There is some anger and resentment — perhaps understandable — that is there is too much focus on Gujarat when rioters elsewhere have escaped. This is definitely true.

Jagdish Tytler appears defiantly free, defending himself on TV when victim after victim named him for the attacks on Sikhs after Indira Gandhi’s assassination in 1984. The worst example is perhaps Mumbai. The hand of the Shiv Sena in the riots is well known.

The Srikrishna Commission indicted the party from its late chief Bal Thackeray downwards. Nothing happened to the Sena and nothing happened to the investigations into the riots. The case into the1993 bomb blasts which followed the riots has seen closure, with much public attention.

So far, the public discourse about riots has been disquieting, even toxic.

If religious minorities — like Muslims in Gujarat 2002 or in Bombay 1992- 1993 — are the targets then we fall into a lose- lose spiral of accusations of false secularism, demands of ubernationalism, complaints of appeasement and what is nothing short of majoritarian bullying. We seem unable to accept that religion per se — whether it is used by Muslims or Hindus or anyone else — cannot and must not be a justification for violence. Governments do not like to probe riots too deeply because they feel that given the amount mass level anger or hatred exposed, such wounds are best left untouched and ignored.

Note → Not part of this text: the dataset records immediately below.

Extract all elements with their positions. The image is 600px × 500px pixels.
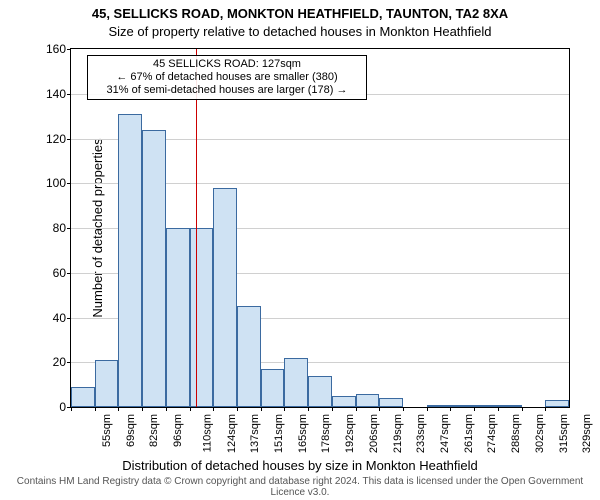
histogram-bar: [261, 369, 285, 407]
ytick-label: 100: [26, 176, 66, 190]
ytick-label: 120: [26, 132, 66, 146]
xtick-label: 315sqm: [558, 414, 570, 453]
xtick-label: 137sqm: [249, 414, 261, 453]
property-marker-line: [196, 49, 197, 407]
annotation-line1: 45 SELLICKS ROAD: 127sqm: [92, 58, 362, 71]
ytick-mark: [67, 183, 71, 184]
histogram-bar: [213, 188, 237, 407]
ytick-label: 40: [26, 311, 66, 325]
xtick-mark: [237, 407, 238, 411]
histogram-bar: [545, 400, 569, 407]
xtick-label: 96sqm: [172, 414, 184, 447]
xtick-mark: [284, 407, 285, 411]
histogram-bar: [498, 405, 522, 407]
ytick-mark: [67, 49, 71, 50]
ytick-label: 80: [26, 221, 66, 235]
xtick-label: 261sqm: [463, 414, 475, 453]
footnote: Contains HM Land Registry data © Crown c…: [0, 476, 600, 498]
x-axis-label: Distribution of detached houses by size …: [0, 458, 600, 473]
xtick-label: 110sqm: [201, 414, 213, 452]
ytick-label: 160: [26, 42, 66, 56]
xtick-label: 82sqm: [148, 414, 160, 447]
histogram-bar: [308, 376, 332, 407]
ytick-mark: [67, 362, 71, 363]
xtick-label: 219sqm: [392, 414, 404, 453]
histogram-bar: [450, 405, 474, 407]
histogram-bar: [237, 306, 261, 407]
chart-title-line1: 45, SELLICKS ROAD, MONKTON HEATHFIELD, T…: [0, 6, 600, 21]
xtick-label: 329sqm: [581, 414, 593, 453]
xtick-mark: [95, 407, 96, 411]
xtick-mark: [261, 407, 262, 411]
histogram-bar: [356, 394, 380, 407]
xtick-mark: [450, 407, 451, 411]
xtick-mark: [379, 407, 380, 411]
xtick-mark: [213, 407, 214, 411]
ytick-mark: [67, 273, 71, 274]
xtick-label: 124sqm: [226, 414, 238, 453]
histogram-bar: [142, 130, 166, 407]
xtick-mark: [498, 407, 499, 411]
xtick-mark: [166, 407, 167, 411]
ytick-label: 0: [26, 400, 66, 414]
histogram-bar: [427, 405, 451, 407]
xtick-label: 274sqm: [487, 414, 499, 453]
histogram-bar: [190, 228, 214, 407]
chart-title-line2: Size of property relative to detached ho…: [0, 24, 600, 39]
xtick-mark: [403, 407, 404, 411]
ytick-label: 60: [26, 266, 66, 280]
xtick-mark: [308, 407, 309, 411]
histogram-bar: [71, 387, 95, 407]
histogram-plot: 45 SELLICKS ROAD: 127sqm← 67% of detache…: [70, 48, 570, 408]
ytick-mark: [67, 228, 71, 229]
histogram-bar: [284, 358, 308, 407]
histogram-bar: [166, 228, 190, 407]
annotation-line3: 31% of semi-detached houses are larger (…: [92, 84, 362, 97]
annotation-box: 45 SELLICKS ROAD: 127sqm← 67% of detache…: [87, 55, 367, 100]
xtick-label: 69sqm: [125, 414, 137, 447]
histogram-bar: [118, 114, 142, 407]
xtick-mark: [332, 407, 333, 411]
xtick-label: 55sqm: [101, 414, 113, 447]
xtick-mark: [118, 407, 119, 411]
histogram-bar: [379, 398, 403, 407]
xtick-label: 178sqm: [321, 414, 333, 453]
ytick-label: 20: [26, 355, 66, 369]
xtick-label: 151sqm: [273, 414, 285, 453]
annotation-line2: ← 67% of detached houses are smaller (38…: [92, 71, 362, 84]
xtick-mark: [545, 407, 546, 411]
ytick-mark: [67, 139, 71, 140]
xtick-label: 165sqm: [297, 414, 309, 453]
xtick-mark: [190, 407, 191, 411]
xtick-label: 302sqm: [534, 414, 546, 453]
ytick-mark: [67, 318, 71, 319]
xtick-label: 233sqm: [415, 414, 427, 453]
histogram-bar: [332, 396, 356, 407]
xtick-label: 288sqm: [510, 414, 522, 453]
ytick-mark: [67, 94, 71, 95]
xtick-mark: [142, 407, 143, 411]
xtick-label: 247sqm: [439, 414, 451, 453]
xtick-label: 206sqm: [368, 414, 380, 453]
ytick-label: 140: [26, 87, 66, 101]
xtick-label: 192sqm: [344, 414, 356, 453]
histogram-bar: [474, 405, 498, 407]
xtick-mark: [522, 407, 523, 411]
xtick-mark: [474, 407, 475, 411]
xtick-mark: [427, 407, 428, 411]
xtick-mark: [356, 407, 357, 411]
histogram-bar: [95, 360, 119, 407]
xtick-mark: [71, 407, 72, 411]
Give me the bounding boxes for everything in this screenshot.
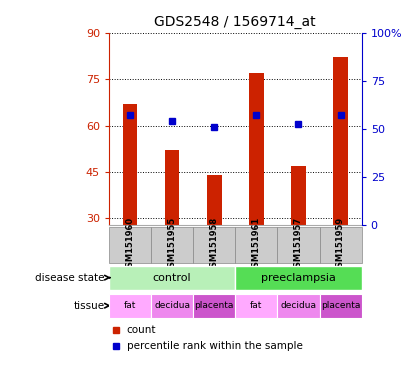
Text: GSM151955: GSM151955	[168, 217, 177, 273]
Bar	[151, 227, 193, 263]
Bar	[122, 104, 137, 225]
Text: percentile rank within the sample: percentile rank within the sample	[127, 341, 302, 351]
Text: disease state: disease state	[35, 273, 105, 283]
Bar	[319, 294, 362, 318]
Text: preeclampsia: preeclampsia	[261, 273, 336, 283]
Text: GSM151958: GSM151958	[210, 217, 219, 273]
Bar	[235, 294, 277, 318]
Text: control: control	[153, 273, 192, 283]
Bar	[333, 58, 348, 225]
Bar	[235, 227, 277, 263]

Gujarat then is the first opportunity to India to clean up its act. It is thanks to the Supreme Court alone — as far as a Constitutional authority goes — that the Gujarat riots have seen any move towards justice.

Unfortunately, the apex court had to step in because of the reluctance of the state government to move on the cases against rioters. Therefore, while there may be inherent unfairness about riots in the past, this is one opportunity to provide a template for justice in the future.

 

Ranjona Banerji is a senior journalist.